Barangsiapa mengakhirkan sholat dari waktunya karena ada udzur (halangan bukan atas kesengajaan) seperti karena tertidur atau lupa maka dia tidak berdosa. Namun dia dituntut untuk mengkodlo (membayar dengan mengerjakannya) seketika ia terbangun dari tidurnya atau ketika ia ingat.
Al Imam Al Bukhari dan Muslim meriwayatkan dari hadits Anas bin Malik Radliyallah ‘anhu dari Nabi Shollallahu ‘alaihi wasallam bersabda:
مَنْ نَسِيَ صَلَاةً فَلْيُصَلِّ إِذَا ذَكَرَهَا لَا كَفَّارَةَ لَهَا إِلَّا ذَلِكَ
“Barangsiapa yang lupa suatu sholat hendaknya dia melakukannya ketika mengingatnya, tidak ada kaffarot (tebusan) kecuali hanya itu.”
Dan disebutkan dalam riwayat Imam Muslim: “Barangsiapa lupa suatu sholat atau tertidur dari sholat hendaknya ia melakukan sholat bila mengingatnya…..”
3. Mengucapkan Kekufuran.
Orang yang dipaksa untuk mengucapkan ucapan kekafiran (jika tidak mau akan dibunuh atau dipotong anggota tubuhnya atau yang semisalnya) maka kalau dia mampu untuk mengatakan sesuatu yang mengesankan dihadapan orang yang memaksanya bahwa dia telah mengucapkan apa yang diinginkan, hendaknya ini yang dilakukan yaitu tidak berterus terang. Namun jika tidak memungkinkan kecuali harus berterus terang maka dalam kondisi seperti ini boleh mengucapkannya tanpa diyakini dalam hatinya. Allah Ta’ala berfirman:
مَنْ كَفَرَ بِاللَّهِ مِنْ بَعْدِ إِيمَانِهِ إِلَّا مَنْ أُكْرِهَ وَقَلْبُهُ مُطْمَئِنٌّ بِالْإِيمَانِ وَلَكِنْ مَنْ شَرَحَ بِالْكُفْرِ صَدْرًا فَعَلَيْهِمْ غَضَبٌ مِنَ اللَّهِ وَلَهُمْ عَذَابٌ عَظِيمٌ
“Barangsiapa yang kafir kepada Allah sesudah dia beriman (dia mendapat kemurkaan Allah), kecuali orang yang dipaksa kafir padahal hatinya tetap tenang dalam beriman (dia tidak berdosa), akan tetapi orang yang melapangkan dadanya untuk kekafiran, maka kemurkaan Allah menimpanya dan baginya azab yang besar.”(QS. An Nahl: 106)
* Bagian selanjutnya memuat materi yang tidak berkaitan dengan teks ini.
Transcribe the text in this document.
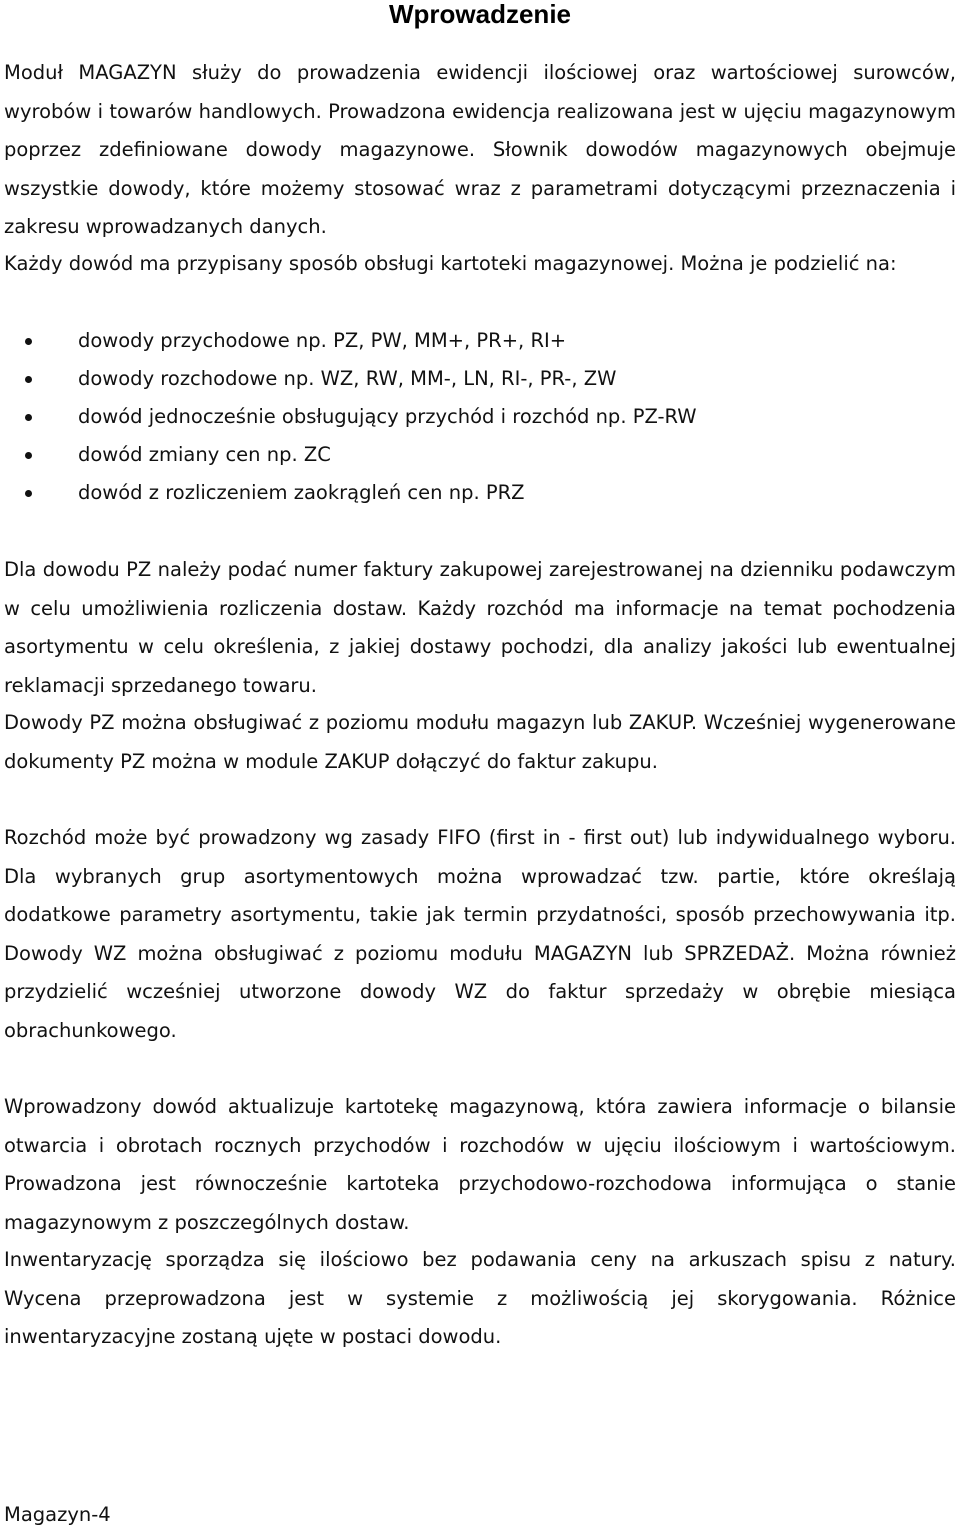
Wprowadzenie

Moduł MAGAZYN służy do prowadzenia ewidencji ilościowej oraz wartościowej surowców, wyrobów i towarów handlowych. Prowadzona ewidencja realizowana jest w ujęciu magazynowym poprzez zdefiniowane dowody magazynowe. Słownik dowodów magazynowych obejmuje wszystkie dowody, które możemy stosować wraz z parametrami dotyczącymi przeznaczenia i zakresu wprowadzanych danych.

Każdy dowód ma przypisany sposób obsługi kartoteki magazynowej. Można je podzielić na:

dowody przychodowe np. PZ, PW, MM+, PR+, RI+
dowody rozchodowe np. WZ, RW, MM-, LN, RI-, PR-, ZW
dowód jednocześnie obsługujący przychód i rozchód np. PZ-RW
dowód zmiany cen np. ZC
dowód z rozliczeniem zaokrągleń cen np. PRZ

Dla dowodu PZ należy podać numer faktury zakupowej zarejestrowanej na dzienniku podawczym w celu umożliwienia rozliczenia dostaw. Każdy rozchód ma informacje na temat pochodzenia asortymentu w celu określenia, z jakiej dostawy pochodzi, dla analizy jakości lub ewentualnej reklamacji sprzedanego towaru.

Dowody PZ można obsługiwać z poziomu modułu magazyn lub ZAKUP. Wcześniej wygenerowane dokumenty PZ można w module ZAKUP dołączyć do faktur zakupu.

Rozchód może być prowadzony wg zasady FIFO (first in - first out) lub indywidualnego wyboru. Dla wybranych grup asortymentowych można wprowadzać tzw. partie, które określają dodatkowe parametry asortymentu, takie jak termin przydatności, sposób przechowywania itp. Dowody WZ można obsługiwać z poziomu modułu MAGAZYN lub SPRZEDAŻ. Można również przydzielić wcześniej utworzone dowody WZ do faktur sprzedaży w obrębie miesiąca obrachunkowego.

Wprowadzony dowód aktualizuje kartotekę magazynową, która zawiera informacje o bilansie otwarcia i obrotach rocznych przychodów i rozchodów w ujęciu ilościowym i wartościowym. Prowadzona jest równocześnie kartoteka przychodowo-rozchodowa informująca o stanie magazynowym z poszczególnych dostaw.

Inwentaryzację sporządza się ilościowo bez podawania ceny na arkuszach spisu z natury. Wycena przeprowadzona jest w systemie z możliwością jej skorygowania. Różnice inwentaryzacyjne zostaną ujęte w postaci dowodu.

Magazyn-4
Tetapi bila orang yang dipaksa ini tetap bersabar dengan tidak mau mengucapkan ucapan kekafiran, bersabar atas gangguan dan hal yang menyakitkan dan mengharap pahala dari Allah tentunya hal ini lebih mulia. Seandainya dia terbunuh karena memegang perinsip akidahnya yang benar dan tidak mau mengucapkan ucapan kekafiran maka dia termasuk orang yang mati syahid. Nabi Shollallahu ‘alaihi wasallam bersabda:
لَاتُشْرِكْ بِاللِه شَيْئًا وَإِنْ قُطِعْتَ أَوْحُرِّقْتَ
“Janganlah kamu menyekutukan Allah sedikitpun meski kamu di potong atau di bakar.” [HR. Ibnu Majah]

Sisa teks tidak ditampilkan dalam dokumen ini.